Jody Deacon, curator of prehistoric archaeology at Amgueddfa Cymru – National Museum Wales, noted the fragment from a thick-walled pot with incised lines to likely be the rim of an Early Bronze Age vase urn, an item associated with cremation burials.
These pots, which are about 3750 years old, are unusual for West Wales. This type of pottery was first found on the island of Pembrokeshire.
Dr. Toby Driver and Dr. Louise Barker of the Royal Commission of Wales conducted archaeological investigations on the nearby islands of Skomer, Grassholm, and Ramsey.
Experts have plans to visit Skokholm with other experts in late 2021.
Dr. Toby Driver said: “We know from past aerial surveys and airborne laser scanning by the Royal Commission that Skokholm has the remains of some prehistoric fields and settlements, though none has ever been excavated.

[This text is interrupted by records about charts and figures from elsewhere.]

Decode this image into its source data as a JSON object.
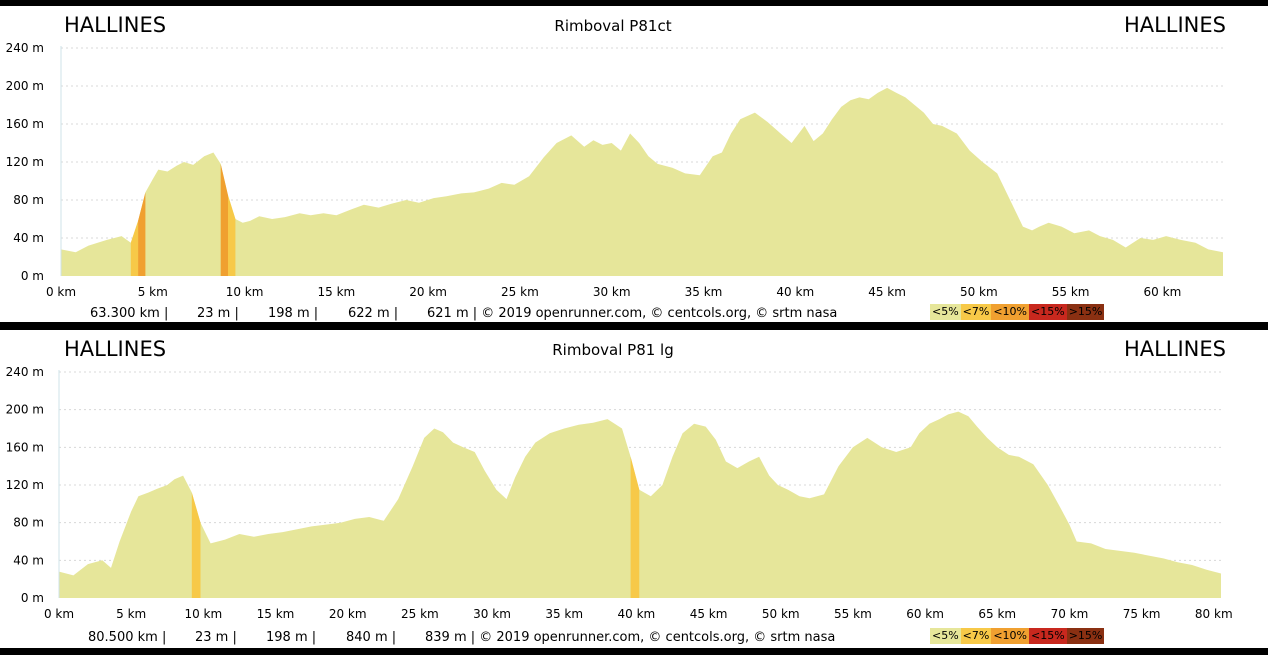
{
  "colors": {
    "flat": "#e6e69a",
    "c5": "#f7c948",
    "c7": "#f0a030",
    "c10": "#e06a1c",
    "c15": "#c8281e",
    "c20": "#8a3012",
    "grid": "#d8d8d8"
  },
  "chart_data": [
    {
      "type": "area",
      "title": "Rimboval P81ct",
      "start_label": "HALLINES",
      "end_label": "HALLINES",
      "x_unit": "km",
      "y_unit": "m",
      "xlim": [
        0,
        63.3
      ],
      "ylim": [
        0,
        240
      ],
      "x_ticks": [
        "0 km",
        "5 km",
        "10 km",
        "15 km",
        "20 km",
        "25 km",
        "30 km",
        "35 km",
        "40 km",
        "45 km",
        "50 km",
        "55 km",
        "60 km"
      ],
      "y_ticks": [
        "0 m",
        "40 m",
        "80 m",
        "120 m",
        "160 m",
        "200 m",
        "240 m"
      ],
      "stats": {
        "distance": "63.300 km |",
        "min_alt": "23 m |",
        "max_alt": "198 m |",
        "ascent": "622 m |",
        "descent": "621 m | © 2019 openrunner.com, © centcols.org, © srtm nasa"
      },
      "legend": [
        "<5%",
        "<7%",
        "<10%",
        "<15%",
        ">15%"
      ],
      "x": [
        0,
        0.8,
        1.5,
        2.5,
        3.3,
        3.8,
        4.2,
        4.6,
        5.0,
        5.3,
        5.8,
        6.3,
        6.7,
        7.2,
        7.8,
        8.3,
        8.7,
        9.1,
        9.5,
        9.9,
        10.3,
        10.8,
        11.5,
        12.2,
        13.0,
        13.6,
        14.3,
        15.0,
        15.8,
        16.5,
        17.3,
        18.0,
        18.8,
        19.5,
        20.3,
        21.0,
        21.8,
        22.5,
        23.3,
        24.0,
        24.7,
        25.5,
        26.3,
        27.0,
        27.8,
        28.5,
        29.0,
        29.5,
        30.0,
        30.5,
        31.0,
        31.5,
        32.0,
        32.5,
        33.3,
        34.0,
        34.8,
        35.5,
        36.0,
        36.5,
        37.0,
        37.8,
        38.5,
        39.2,
        39.8,
        40.5,
        41.0,
        41.5,
        42.0,
        42.5,
        43.0,
        43.5,
        44.0,
        44.5,
        45.0,
        45.5,
        46.0,
        46.5,
        47.0,
        47.5,
        48.0,
        48.8,
        49.5,
        50.2,
        51.0,
        51.8,
        52.4,
        52.9,
        53.3,
        53.8,
        54.5,
        55.2,
        56.0,
        56.6,
        57.3,
        58.0,
        58.8,
        59.5,
        60.2,
        61.0,
        61.8,
        62.5,
        63.3
      ],
      "y": [
        28,
        25,
        32,
        38,
        42,
        35,
        58,
        88,
        102,
        112,
        110,
        116,
        120,
        117,
        126,
        130,
        118,
        85,
        60,
        56,
        58,
        63,
        60,
        62,
        66,
        64,
        66,
        64,
        70,
        75,
        72,
        76,
        80,
        77,
        82,
        84,
        87,
        88,
        92,
        98,
        96,
        105,
        125,
        140,
        148,
        136,
        143,
        138,
        140,
        132,
        150,
        140,
        126,
        118,
        114,
        108,
        106,
        126,
        130,
        150,
        165,
        172,
        162,
        150,
        140,
        158,
        142,
        150,
        165,
        178,
        185,
        188,
        186,
        193,
        198,
        193,
        188,
        180,
        172,
        160,
        158,
        150,
        132,
        120,
        108,
        76,
        52,
        48,
        52,
        56,
        52,
        45,
        48,
        42,
        38,
        30,
        40,
        38,
        42,
        38,
        35,
        28,
        25
      ]
    },
    {
      "type": "area",
      "title": "Rimboval P81 lg",
      "start_label": "HALLINES",
      "end_label": "HALLINES",
      "x_unit": "km",
      "y_unit": "m",
      "xlim": [
        0,
        80.5
      ],
      "ylim": [
        0,
        240
      ],
      "x_ticks": [
        "0 km",
        "5 km",
        "10 km",
        "15 km",
        "20 km",
        "25 km",
        "30 km",
        "35 km",
        "40 km",
        "45 km",
        "50 km",
        "55 km",
        "60 km",
        "65 km",
        "70 km",
        "75 km",
        "80 km"
      ],
      "y_ticks": [
        "0 m",
        "40 m",
        "80 m",
        "120 m",
        "160 m",
        "200 m",
        "240 m"
      ],
      "stats": {
        "distance": "80.500 km |",
        "min_alt": "23 m |",
        "max_alt": "198 m |",
        "ascent": "840 m |",
        "descent": "839 m | © 2019 openrunner.com, © centcols.org, © srtm nasa"
      },
      "legend": [
        "<5%",
        "<7%",
        "<10%",
        "<15%",
        ">15%"
      ],
      "x": [
        0,
        1.0,
        2.0,
        3.0,
        3.6,
        4.2,
        5.0,
        5.5,
        6.2,
        6.8,
        7.5,
        8.0,
        8.6,
        9.2,
        9.8,
        10.5,
        11.5,
        12.5,
        13.5,
        14.5,
        15.5,
        16.5,
        17.5,
        18.5,
        19.5,
        20.5,
        21.5,
        22.5,
        23.5,
        24.5,
        25.3,
        26.0,
        26.6,
        27.3,
        28.0,
        28.8,
        29.5,
        30.3,
        31.0,
        31.6,
        32.3,
        33.0,
        34.0,
        35.0,
        36.0,
        37.0,
        38.0,
        39.0,
        39.6,
        40.2,
        41.0,
        41.8,
        42.5,
        43.2,
        44.0,
        44.8,
        45.5,
        46.2,
        47.0,
        47.8,
        48.5,
        49.2,
        49.8,
        50.5,
        51.3,
        52.0,
        53.0,
        54.0,
        55.0,
        56.0,
        57.0,
        58.0,
        59.0,
        59.6,
        60.3,
        61.0,
        61.6,
        62.3,
        63.0,
        63.6,
        64.3,
        65.0,
        65.8,
        66.5,
        67.5,
        68.5,
        69.3,
        70.0,
        70.5,
        71.5,
        72.5,
        73.5,
        74.5,
        75.5,
        76.5,
        77.5,
        78.5,
        79.5,
        80.5
      ],
      "y": [
        28,
        24,
        36,
        40,
        32,
        60,
        92,
        108,
        112,
        116,
        120,
        126,
        130,
        112,
        80,
        58,
        62,
        68,
        65,
        68,
        70,
        73,
        76,
        78,
        80,
        84,
        86,
        82,
        105,
        140,
        170,
        180,
        176,
        165,
        160,
        155,
        135,
        115,
        105,
        128,
        150,
        165,
        175,
        180,
        184,
        186,
        190,
        180,
        150,
        115,
        108,
        120,
        150,
        175,
        185,
        182,
        168,
        145,
        138,
        145,
        150,
        130,
        120,
        115,
        108,
        106,
        110,
        140,
        160,
        170,
        160,
        155,
        160,
        175,
        185,
        190,
        195,
        198,
        193,
        182,
        170,
        160,
        152,
        150,
        142,
        120,
        98,
        78,
        60,
        58,
        52,
        50,
        48,
        45,
        42,
        38,
        35,
        30,
        26
      ],
      "grade_note": ""
    }
  ]
}
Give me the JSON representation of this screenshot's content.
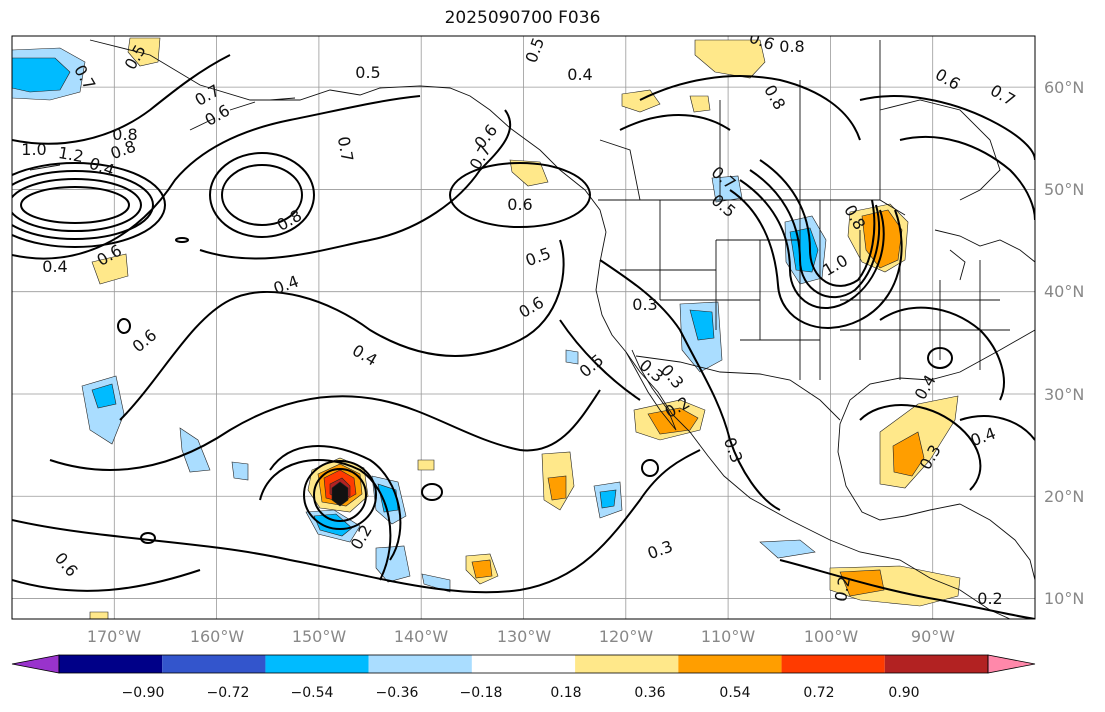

“Now Skokholm is producing some amazing prehistoric finds. It seems we may have an Early Bronze burial mound built over a Middle Stone Age hunter-gatherer site, disturbed by rabbits. It’s a sheltered spot, where the island’s cottage now stands and has clearly been settled for millennia.
“Thanks to the sharp eyes of the wardens we have the first confirmed Mesolithic tools and first Bronze Age pottery from Skokholm. To date, we have nothing similar to the larger islands of Skomer or Ramsey.
“Despite lockdown, the Skokholm wardens have been able to share detailed photographs and videos of their daily finds with experts around Wales. It means we can all share in the excitement of these new discoveries.”
It seems that the island of Skokholm will continue to surprise us in the coming days. With its long, sandstone cliffs and wild scenery, Skokholm has its own charm, and this island can enchant people also with its history. We look forward to developments.